Birbirine en zıtlar aynı çatı altında ama hâkim yapının düşünce ve eylem dünyası lehine bulunuyorsa bunda bir taviz yoktur, ondan daha beter bir hal içinde bulunarak kendinden vazgeçme ve araçlaşma vardır. Musa Anter buna “kekliklik” demişti. Hani avcı keklikleri vardır. Seyyad-ı biinsafın (insafsız avcının) kafesinde öterek benzerlerini kendisine yaklaştırır ve avcıya yem yapar. Anter`e göre Hikmet Çetin`in Kürtlerle ilgili rolü buydu.
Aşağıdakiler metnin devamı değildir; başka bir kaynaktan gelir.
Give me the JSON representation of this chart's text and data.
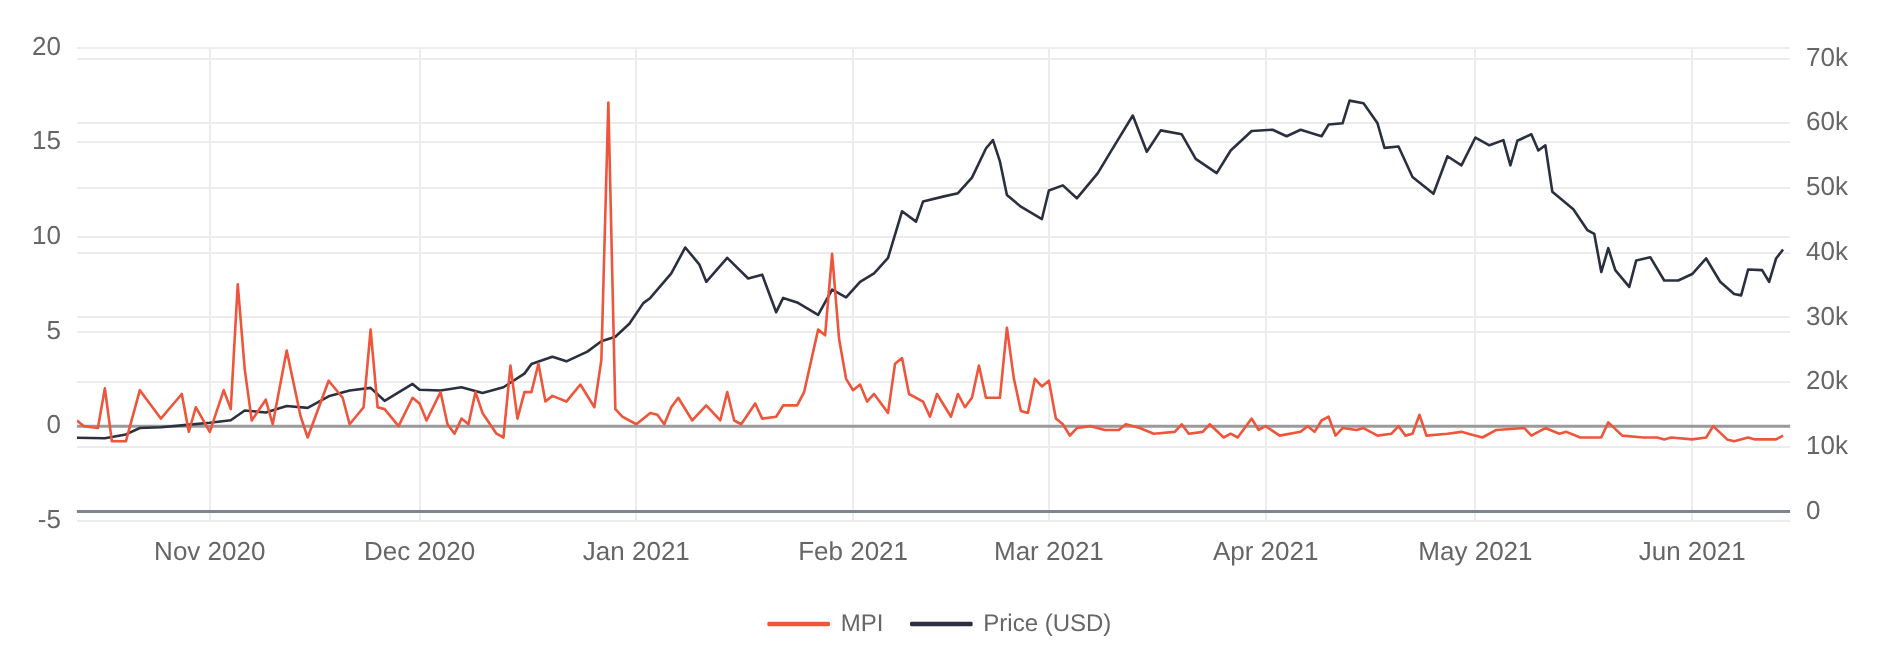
{
  "chart_data": {
    "type": "line",
    "xlim": [
      "2020-10-13",
      "2021-06-15"
    ],
    "xticks": [
      {
        "value": "2020-11-01",
        "label": "Nov 2020"
      },
      {
        "value": "2020-12-01",
        "label": "Dec 2020"
      },
      {
        "value": "2021-01-01",
        "label": "Jan 2021"
      },
      {
        "value": "2021-02-01",
        "label": "Feb 2021"
      },
      {
        "value": "2021-03-01",
        "label": "Mar 2021"
      },
      {
        "value": "2021-04-01",
        "label": "Apr 2021"
      },
      {
        "value": "2021-05-01",
        "label": "May 2021"
      },
      {
        "value": "2021-06-01",
        "label": "Jun 2021"
      }
    ],
    "ylim": [
      -5,
      20
    ],
    "yticks": [
      -5,
      0,
      5,
      10,
      15,
      20
    ],
    "y2lim": [
      -1450,
      71700
    ],
    "y2ticks": [
      {
        "value": 0,
        "label": "0"
      },
      {
        "value": 10000,
        "label": "10k"
      },
      {
        "value": 20000,
        "label": "20k"
      },
      {
        "value": 30000,
        "label": "30k"
      },
      {
        "value": 40000,
        "label": "40k"
      },
      {
        "value": 50000,
        "label": "50k"
      },
      {
        "value": 60000,
        "label": "60k"
      },
      {
        "value": 70000,
        "label": "70k"
      }
    ],
    "grid": true,
    "legend": "bottom",
    "marker": "none",
    "line_style": "solid",
    "ref_lines": [
      {
        "axis": "y",
        "value": 0,
        "color": "#9a9a9a"
      },
      {
        "axis": "y2",
        "value": 0,
        "color": "#7f8590"
      }
    ],
    "series": [
      {
        "name": "MPI",
        "color": "#ef553b",
        "x": [
          "2020-10-13",
          "2020-10-14",
          "2020-10-16",
          "2020-10-17",
          "2020-10-18",
          "2020-10-20",
          "2020-10-22",
          "2020-10-25",
          "2020-10-28",
          "2020-10-29",
          "2020-10-30",
          "2020-11-01",
          "2020-11-03",
          "2020-11-04",
          "2020-11-05",
          "2020-11-06",
          "2020-11-07",
          "2020-11-09",
          "2020-11-10",
          "2020-11-12",
          "2020-11-14",
          "2020-11-15",
          "2020-11-18",
          "2020-11-20",
          "2020-11-21",
          "2020-11-23",
          "2020-11-24",
          "2020-11-25",
          "2020-11-26",
          "2020-11-28",
          "2020-11-30",
          "2020-12-01",
          "2020-12-02",
          "2020-12-04",
          "2020-12-05",
          "2020-12-06",
          "2020-12-07",
          "2020-12-08",
          "2020-12-09",
          "2020-12-10",
          "2020-12-12",
          "2020-12-13",
          "2020-12-14",
          "2020-12-15",
          "2020-12-16",
          "2020-12-17",
          "2020-12-18",
          "2020-12-19",
          "2020-12-20",
          "2020-12-22",
          "2020-12-24",
          "2020-12-26",
          "2020-12-27",
          "2020-12-28",
          "2020-12-29",
          "2020-12-30",
          "2021-01-01",
          "2021-01-03",
          "2021-01-04",
          "2021-01-05",
          "2021-01-06",
          "2021-01-07",
          "2021-01-09",
          "2021-01-11",
          "2021-01-13",
          "2021-01-14",
          "2021-01-15",
          "2021-01-16",
          "2021-01-18",
          "2021-01-19",
          "2021-01-21",
          "2021-01-22",
          "2021-01-24",
          "2021-01-25",
          "2021-01-27",
          "2021-01-28",
          "2021-01-29",
          "2021-01-30",
          "2021-01-31",
          "2021-02-01",
          "2021-02-02",
          "2021-02-03",
          "2021-02-04",
          "2021-02-06",
          "2021-02-07",
          "2021-02-08",
          "2021-02-09",
          "2021-02-11",
          "2021-02-12",
          "2021-02-13",
          "2021-02-15",
          "2021-02-16",
          "2021-02-17",
          "2021-02-18",
          "2021-02-19",
          "2021-02-20",
          "2021-02-22",
          "2021-02-23",
          "2021-02-24",
          "2021-02-25",
          "2021-02-26",
          "2021-02-27",
          "2021-02-28",
          "2021-03-01",
          "2021-03-02",
          "2021-03-03",
          "2021-03-04",
          "2021-03-05",
          "2021-03-07",
          "2021-03-09",
          "2021-03-11",
          "2021-03-12",
          "2021-03-14",
          "2021-03-16",
          "2021-03-19",
          "2021-03-20",
          "2021-03-21",
          "2021-03-23",
          "2021-03-24",
          "2021-03-26",
          "2021-03-27",
          "2021-03-28",
          "2021-03-30",
          "2021-03-31",
          "2021-04-01",
          "2021-04-03",
          "2021-04-06",
          "2021-04-07",
          "2021-04-08",
          "2021-04-09",
          "2021-04-10",
          "2021-04-11",
          "2021-04-12",
          "2021-04-14",
          "2021-04-15",
          "2021-04-17",
          "2021-04-19",
          "2021-04-20",
          "2021-04-21",
          "2021-04-22",
          "2021-04-23",
          "2021-04-24",
          "2021-04-27",
          "2021-04-29",
          "2021-04-30",
          "2021-05-02",
          "2021-05-04",
          "2021-05-08",
          "2021-05-09",
          "2021-05-11",
          "2021-05-13",
          "2021-05-14",
          "2021-05-16",
          "2021-05-19",
          "2021-05-20",
          "2021-05-22",
          "2021-05-25",
          "2021-05-27",
          "2021-05-28",
          "2021-05-29",
          "2021-06-01",
          "2021-06-03",
          "2021-06-04",
          "2021-06-06",
          "2021-06-07",
          "2021-06-09",
          "2021-06-10",
          "2021-06-12",
          "2021-06-13",
          "2021-06-14"
        ],
        "values": [
          0.3,
          0,
          -0.1,
          2.0,
          -0.8,
          -0.8,
          1.9,
          0.4,
          1.7,
          -0.3,
          1.0,
          -0.3,
          1.9,
          0.9,
          7.5,
          3.0,
          0.3,
          1.4,
          0.1,
          4.0,
          0.5,
          -0.6,
          2.4,
          1.5,
          0.1,
          1.0,
          5.1,
          1.0,
          0.9,
          0,
          1.5,
          1.2,
          0.3,
          1.8,
          0.1,
          -0.4,
          0.4,
          0.1,
          1.8,
          0.7,
          -0.4,
          -0.6,
          3.2,
          0.4,
          1.8,
          1.8,
          3.3,
          1.3,
          1.6,
          1.3,
          2.2,
          1.0,
          3.5,
          17.1,
          0.9,
          0.5,
          0.1,
          0.7,
          0.6,
          0.1,
          1.0,
          1.5,
          0.3,
          1.1,
          0.3,
          1.8,
          0.3,
          0.1,
          1.2,
          0.4,
          0.5,
          1.1,
          1.1,
          1.8,
          5.1,
          4.8,
          9.1,
          4.6,
          2.5,
          1.9,
          2.2,
          1.3,
          1.7,
          0.7,
          3.3,
          3.6,
          1.7,
          1.3,
          0.5,
          1.7,
          0.5,
          1.7,
          1.0,
          1.5,
          3.2,
          1.5,
          1.5,
          5.2,
          2.5,
          0.8,
          0.7,
          2.5,
          2.1,
          2.4,
          0.4,
          0.1,
          -0.5,
          -0.1,
          0,
          -0.2,
          -0.2,
          0.1,
          -0.1,
          -0.4,
          -0.3,
          0.1,
          -0.4,
          -0.3,
          0.1,
          -0.6,
          -0.4,
          -0.6,
          0.4,
          -0.2,
          0,
          -0.5,
          -0.3,
          0,
          -0.3,
          0.3,
          0.5,
          -0.5,
          -0.1,
          -0.2,
          -0.1,
          -0.5,
          -0.4,
          0,
          -0.5,
          -0.4,
          0.6,
          -0.5,
          -0.4,
          -0.3,
          -0.4,
          -0.6,
          -0.2,
          -0.1,
          -0.5,
          -0.1,
          -0.4,
          -0.3,
          -0.6,
          -0.6,
          0.2,
          -0.5,
          -0.6,
          -0.6,
          -0.7,
          -0.6,
          -0.7,
          -0.6,
          0,
          -0.7,
          -0.8,
          -0.6,
          -0.7,
          -0.7,
          -0.7,
          -0.5
        ]
      },
      {
        "name": "Price (USD)",
        "color": "#2a3040",
        "axis": "y2",
        "x": [
          "2020-10-13",
          "2020-10-17",
          "2020-10-20",
          "2020-10-22",
          "2020-10-25",
          "2020-10-28",
          "2020-11-01",
          "2020-11-04",
          "2020-11-06",
          "2020-11-09",
          "2020-11-12",
          "2020-11-15",
          "2020-11-18",
          "2020-11-21",
          "2020-11-24",
          "2020-11-26",
          "2020-11-30",
          "2020-12-01",
          "2020-12-04",
          "2020-12-07",
          "2020-12-10",
          "2020-12-13",
          "2020-12-16",
          "2020-12-17",
          "2020-12-20",
          "2020-12-22",
          "2020-12-25",
          "2020-12-27",
          "2020-12-29",
          "2020-12-31",
          "2021-01-02",
          "2021-01-03",
          "2021-01-06",
          "2021-01-08",
          "2021-01-10",
          "2021-01-11",
          "2021-01-14",
          "2021-01-17",
          "2021-01-19",
          "2021-01-21",
          "2021-01-22",
          "2021-01-24",
          "2021-01-27",
          "2021-01-29",
          "2021-01-31",
          "2021-02-02",
          "2021-02-04",
          "2021-02-06",
          "2021-02-08",
          "2021-02-10",
          "2021-02-11",
          "2021-02-14",
          "2021-02-16",
          "2021-02-18",
          "2021-02-20",
          "2021-02-21",
          "2021-02-22",
          "2021-02-23",
          "2021-02-25",
          "2021-02-28",
          "2021-03-01",
          "2021-03-03",
          "2021-03-05",
          "2021-03-08",
          "2021-03-10",
          "2021-03-13",
          "2021-03-15",
          "2021-03-17",
          "2021-03-20",
          "2021-03-22",
          "2021-03-25",
          "2021-03-27",
          "2021-03-30",
          "2021-04-02",
          "2021-04-04",
          "2021-04-06",
          "2021-04-09",
          "2021-04-10",
          "2021-04-12",
          "2021-04-13",
          "2021-04-15",
          "2021-04-17",
          "2021-04-18",
          "2021-04-20",
          "2021-04-22",
          "2021-04-25",
          "2021-04-27",
          "2021-04-29",
          "2021-05-01",
          "2021-05-03",
          "2021-05-05",
          "2021-05-06",
          "2021-05-07",
          "2021-05-09",
          "2021-05-10",
          "2021-05-11",
          "2021-05-12",
          "2021-05-15",
          "2021-05-17",
          "2021-05-18",
          "2021-05-19",
          "2021-05-20",
          "2021-05-21",
          "2021-05-23",
          "2021-05-24",
          "2021-05-26",
          "2021-05-28",
          "2021-05-30",
          "2021-06-01",
          "2021-06-03",
          "2021-06-05",
          "2021-06-07",
          "2021-06-08",
          "2021-06-09",
          "2021-06-11",
          "2021-06-12",
          "2021-06-13",
          "2021-06-14"
        ],
        "values": [
          11400,
          11300,
          11900,
          12900,
          13000,
          13300,
          13700,
          14100,
          15600,
          15300,
          16300,
          16000,
          17800,
          18700,
          19100,
          17100,
          19700,
          18800,
          18700,
          19200,
          18300,
          19200,
          21300,
          22800,
          23900,
          23200,
          24700,
          26300,
          27000,
          29000,
          32200,
          33000,
          36800,
          40800,
          38200,
          35500,
          39200,
          36000,
          36600,
          30800,
          33000,
          32300,
          30400,
          34300,
          33100,
          35500,
          36800,
          39200,
          46400,
          44800,
          47900,
          48700,
          49200,
          51600,
          56100,
          57400,
          54100,
          48900,
          47100,
          45200,
          49600,
          50400,
          48400,
          52300,
          55900,
          61200,
          55600,
          58900,
          58300,
          54500,
          52300,
          55800,
          58800,
          59000,
          58000,
          59000,
          58000,
          59800,
          60000,
          63500,
          63100,
          60000,
          56200,
          56400,
          51700,
          49100,
          54900,
          53500,
          57800,
          56600,
          57400,
          53500,
          57300,
          58300,
          55800,
          56600,
          49400,
          46700,
          43500,
          42900,
          37000,
          40700,
          37300,
          34700,
          38800,
          39300,
          35700,
          35700,
          36700,
          39100,
          35500,
          33600,
          33400,
          37400,
          37300,
          35500,
          39100,
          40500
        ]
      }
    ]
  }
}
Anter, Hikmet Çetin`in Kürtleri avlamak için kullanıldığını, onların dilinden konuşarak onları aldatmaya çalıştığını söylüyordu.

Sosyalist listelerden aday olan eski din görevlilerinin dindar kesime karşı rolü konusunda bundan farklı bir şey düşünmek mümkün mü? Onlar öter, zavallı dindar köylü, zoraki sürüklendiği bir mecraya meşruiyet bulmuş olur, avlanmasının bahanesini bulmuş olur. 

Sosyalizmin İslam dünyasında üstlendiği görev yukarıda ifade edildiği gibidir, sosyalistlerin listelerindeki adayların üstlendiği görev de bu.

O listelerdekiler kişisel anlamda asla bir bedel ödemezler, avcı kekliğinin semizlendiği gibi semizlenir, kilolanırlar, onlara inanan zavallılar ise son varlıkları olan inançlarından olur, “Bana ne oldu da dindar yetiştirmek istediğim kızım, oğlum yoldan çıktı” diye ağlarlar.